Sepertinya jika bersama Rendra dia harus menebalkan wajahnya agar tidak malu.
"Eh, kenapa? Kan, bagus. Banyak, loh, wanita yang mengeluh karena pasangannya kurang atau tidak perhatian. Anda termasuk orang yang beruntung." Dokter itu tersenyum ramah menanggapi perkataan Aleeta.
"Iya, Dok. Tapi dia perhatiannya berlebihan. Dan, lagi ... kami belum jadian." Aleeta sengaja memelankan suaranya pada akhir kalimat karena malu.
Mungkin saja dokter itu akan berpikiran yang tidak-tidak tentangnya.

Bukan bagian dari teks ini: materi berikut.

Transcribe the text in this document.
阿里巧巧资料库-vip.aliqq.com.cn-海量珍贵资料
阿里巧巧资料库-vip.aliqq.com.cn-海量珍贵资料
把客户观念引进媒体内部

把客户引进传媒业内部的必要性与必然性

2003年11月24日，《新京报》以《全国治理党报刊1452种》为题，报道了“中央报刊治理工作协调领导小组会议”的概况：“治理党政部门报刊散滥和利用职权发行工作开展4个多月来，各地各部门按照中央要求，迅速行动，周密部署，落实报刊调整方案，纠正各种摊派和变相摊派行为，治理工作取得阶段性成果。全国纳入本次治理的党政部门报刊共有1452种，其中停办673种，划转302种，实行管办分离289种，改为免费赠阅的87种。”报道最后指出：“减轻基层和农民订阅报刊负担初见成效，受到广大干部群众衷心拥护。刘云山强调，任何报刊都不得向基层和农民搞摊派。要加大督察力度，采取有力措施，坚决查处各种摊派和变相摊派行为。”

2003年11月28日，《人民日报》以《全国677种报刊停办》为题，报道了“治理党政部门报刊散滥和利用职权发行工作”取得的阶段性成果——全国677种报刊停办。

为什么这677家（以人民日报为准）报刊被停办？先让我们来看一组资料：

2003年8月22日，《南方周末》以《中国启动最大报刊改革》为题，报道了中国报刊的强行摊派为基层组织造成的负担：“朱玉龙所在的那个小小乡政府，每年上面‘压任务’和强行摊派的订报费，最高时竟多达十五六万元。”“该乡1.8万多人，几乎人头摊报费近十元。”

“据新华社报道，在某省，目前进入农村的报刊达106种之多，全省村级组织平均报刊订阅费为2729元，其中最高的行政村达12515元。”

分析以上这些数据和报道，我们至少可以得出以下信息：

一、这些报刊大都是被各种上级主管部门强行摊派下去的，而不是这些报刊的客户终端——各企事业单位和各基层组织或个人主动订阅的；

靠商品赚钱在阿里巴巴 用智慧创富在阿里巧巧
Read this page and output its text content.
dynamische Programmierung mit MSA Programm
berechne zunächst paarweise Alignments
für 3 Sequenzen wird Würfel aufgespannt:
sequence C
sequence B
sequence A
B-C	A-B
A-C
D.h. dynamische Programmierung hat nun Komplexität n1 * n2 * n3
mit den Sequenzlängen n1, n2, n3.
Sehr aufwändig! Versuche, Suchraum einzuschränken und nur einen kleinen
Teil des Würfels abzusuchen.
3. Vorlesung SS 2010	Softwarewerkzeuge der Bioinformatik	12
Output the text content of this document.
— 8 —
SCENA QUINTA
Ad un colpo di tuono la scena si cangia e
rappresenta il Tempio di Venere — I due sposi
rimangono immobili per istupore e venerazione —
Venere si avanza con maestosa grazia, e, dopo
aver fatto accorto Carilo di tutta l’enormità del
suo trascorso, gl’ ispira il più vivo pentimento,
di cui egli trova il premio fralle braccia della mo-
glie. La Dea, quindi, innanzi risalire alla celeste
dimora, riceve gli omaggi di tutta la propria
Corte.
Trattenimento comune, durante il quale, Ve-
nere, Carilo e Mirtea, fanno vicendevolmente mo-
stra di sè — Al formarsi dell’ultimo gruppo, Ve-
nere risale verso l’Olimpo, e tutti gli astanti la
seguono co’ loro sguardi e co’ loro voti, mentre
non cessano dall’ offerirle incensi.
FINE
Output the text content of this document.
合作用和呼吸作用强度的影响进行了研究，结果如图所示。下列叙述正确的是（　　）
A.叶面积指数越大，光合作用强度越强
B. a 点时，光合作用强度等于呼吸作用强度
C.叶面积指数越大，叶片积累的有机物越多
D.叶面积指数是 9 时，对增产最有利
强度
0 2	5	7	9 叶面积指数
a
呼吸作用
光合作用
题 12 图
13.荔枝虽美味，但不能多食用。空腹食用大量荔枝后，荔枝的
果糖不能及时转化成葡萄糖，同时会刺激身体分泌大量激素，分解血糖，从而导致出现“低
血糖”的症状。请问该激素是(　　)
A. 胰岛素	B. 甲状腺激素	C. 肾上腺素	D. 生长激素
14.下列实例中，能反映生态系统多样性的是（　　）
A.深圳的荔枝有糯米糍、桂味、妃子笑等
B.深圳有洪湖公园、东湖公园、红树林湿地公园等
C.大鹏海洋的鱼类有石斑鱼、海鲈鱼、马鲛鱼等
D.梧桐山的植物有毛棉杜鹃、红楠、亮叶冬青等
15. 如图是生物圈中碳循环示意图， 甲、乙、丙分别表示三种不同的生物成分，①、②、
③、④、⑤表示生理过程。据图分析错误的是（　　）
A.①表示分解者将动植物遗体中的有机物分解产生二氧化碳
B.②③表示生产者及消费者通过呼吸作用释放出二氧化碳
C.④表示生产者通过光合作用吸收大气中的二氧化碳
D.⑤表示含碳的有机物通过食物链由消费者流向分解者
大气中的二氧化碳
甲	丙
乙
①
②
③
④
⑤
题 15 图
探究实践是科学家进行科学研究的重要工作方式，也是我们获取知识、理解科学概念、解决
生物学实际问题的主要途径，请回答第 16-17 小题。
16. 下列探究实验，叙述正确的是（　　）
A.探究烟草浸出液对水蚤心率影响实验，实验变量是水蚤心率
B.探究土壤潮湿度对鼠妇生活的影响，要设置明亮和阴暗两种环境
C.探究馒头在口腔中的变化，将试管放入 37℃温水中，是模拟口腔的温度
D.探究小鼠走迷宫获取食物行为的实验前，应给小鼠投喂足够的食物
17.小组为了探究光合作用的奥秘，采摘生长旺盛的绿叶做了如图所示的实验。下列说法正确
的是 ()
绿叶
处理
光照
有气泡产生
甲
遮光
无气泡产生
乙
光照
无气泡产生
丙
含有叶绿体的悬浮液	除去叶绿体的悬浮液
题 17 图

"Wah, jadi masih pendekatan, ya?" Aleeta mengangguk mengiyakan. "Bukankah itu bisa jadi bahan pertimbangan untuk Anda? Apakah Anda melihat reaksinya tadi? Bahkan saat belum menjadi siapa-siapa untuk Anda, dia sudah secemas dan seperhati itu. Bukankah itu artinya dia pria yang baik?"
Aleeta hanya terdiam. Apa yang dikatakan dokter itu benar adanya. Hanya Ryan yang selalu memperlakukannya dengan berharga. Apakah itu artinya dia harus menerima perasaan Ryan dan segera memberikan jawaban atas perasaan pria itu? Toh, Aleeta pun merasakan hal sama dengannya.
Ada rasa nyaman yang sulit digambarkan saat bersama Ryan. Rasa yang baru kali ini dirasakan oleh Aleeta hingga membuatnya bingung sendiri.
" Nah, sudah selesai," ucap dokter itu memperlihatkan hasil kerjanya.
Belum sempat Aleeta mengucapkan terima kasih, dokter itu telah memanggil Rendra.
"Bagaimana keadaanmu sekarang, Aleeta?" tanya Rendra dengan raut dipenuhi kecemasan.
"Dia sekarang sudah tidak apa-apa. Saya akan memberikan salep agar luka itu tidak meninggalkan bekas."
"Baiklah. Tapi dia masih bisa berjalan lagi, 'kan, dokter?" balas Rendra kembali bertanya untuk memastikan semuanya.
Alih-alih menjawab, dokter itu malah terdiam.
"Saya mohon maaf, Tuan. Tapi sepertinya tidak."